"What a term this has been," murmured Jack, "all flittings out and in, night and day. Rummy, isn't it?"
They entered the school by an accessible window, and made their way along the silent corridors. As they passed through, Fane gripped Jack's arm tightly.
"Jack!" he said. "What's that?"
In a moment his question had answered itself. "That" was the shadowy figure of a boy in his pyjamas; and as he passed a moonlit window they saw that it was Billy Faraday. They saw also, that he was sleep-walking, and that he carried the Black Star in his hand ... then out of the shadows a dark figure leapt upon the sleeping boy and flung him to the ground.
[CHAPTER XIII]
A MYSTERY UNRAVELLED
Such was the rapid succession of events that Fane and Jack Symonds remained for a few seconds rooted to the spot, by sheer stupefaction and surprise. That Billy should thus be walking in his sleep, and bearing the lost Star in his hands, was strange enough, but that he should be attacked before their very eyes was quite astounding. They might well have been pardoned for a moment of inaction. Then the tension snapped. "Come on!" said Jack quietly. "It's that beast Daw!"
In their stockinged feet the two boys darted along the corridor. Billy Faraday had come back to the waking world with a startled cry, and seemed quite incapable of movement, while Doctor Daw, in his black suit, bent over him like a carrion crow, and struggled to wrest the Star from the boy's grasp.

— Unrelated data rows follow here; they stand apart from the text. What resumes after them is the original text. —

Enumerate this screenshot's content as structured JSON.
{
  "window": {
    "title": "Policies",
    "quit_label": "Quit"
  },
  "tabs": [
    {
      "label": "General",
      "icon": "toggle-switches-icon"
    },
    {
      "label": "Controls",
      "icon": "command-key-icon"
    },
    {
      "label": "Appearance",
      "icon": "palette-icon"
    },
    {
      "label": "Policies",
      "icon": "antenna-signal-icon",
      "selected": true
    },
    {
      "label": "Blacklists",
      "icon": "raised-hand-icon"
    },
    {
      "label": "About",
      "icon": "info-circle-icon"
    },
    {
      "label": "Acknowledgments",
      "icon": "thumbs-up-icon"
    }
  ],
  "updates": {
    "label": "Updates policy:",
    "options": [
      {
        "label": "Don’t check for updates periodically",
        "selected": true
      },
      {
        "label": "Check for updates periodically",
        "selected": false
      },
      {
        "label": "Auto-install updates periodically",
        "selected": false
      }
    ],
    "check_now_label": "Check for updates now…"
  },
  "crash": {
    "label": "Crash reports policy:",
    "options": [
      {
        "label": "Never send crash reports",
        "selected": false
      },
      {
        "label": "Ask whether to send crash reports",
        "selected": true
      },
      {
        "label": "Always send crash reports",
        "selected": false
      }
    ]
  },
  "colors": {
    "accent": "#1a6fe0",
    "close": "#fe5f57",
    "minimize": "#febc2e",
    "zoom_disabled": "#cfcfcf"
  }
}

He succeeded at last, and with a low cry of triumph, turned to escape. At that moment he was tackled madly by a bunched-up body that he might, given the requisite time, have recognized as Fane's. His legs were whisked from beneath him, and he sat down with an agonizing thump, while Jack Symonds collapsed upon him with all his heavy weight. The Black Star escaped from his fingers, and slithered along the tiled floor, where the now awakened Billy secured it eagerly.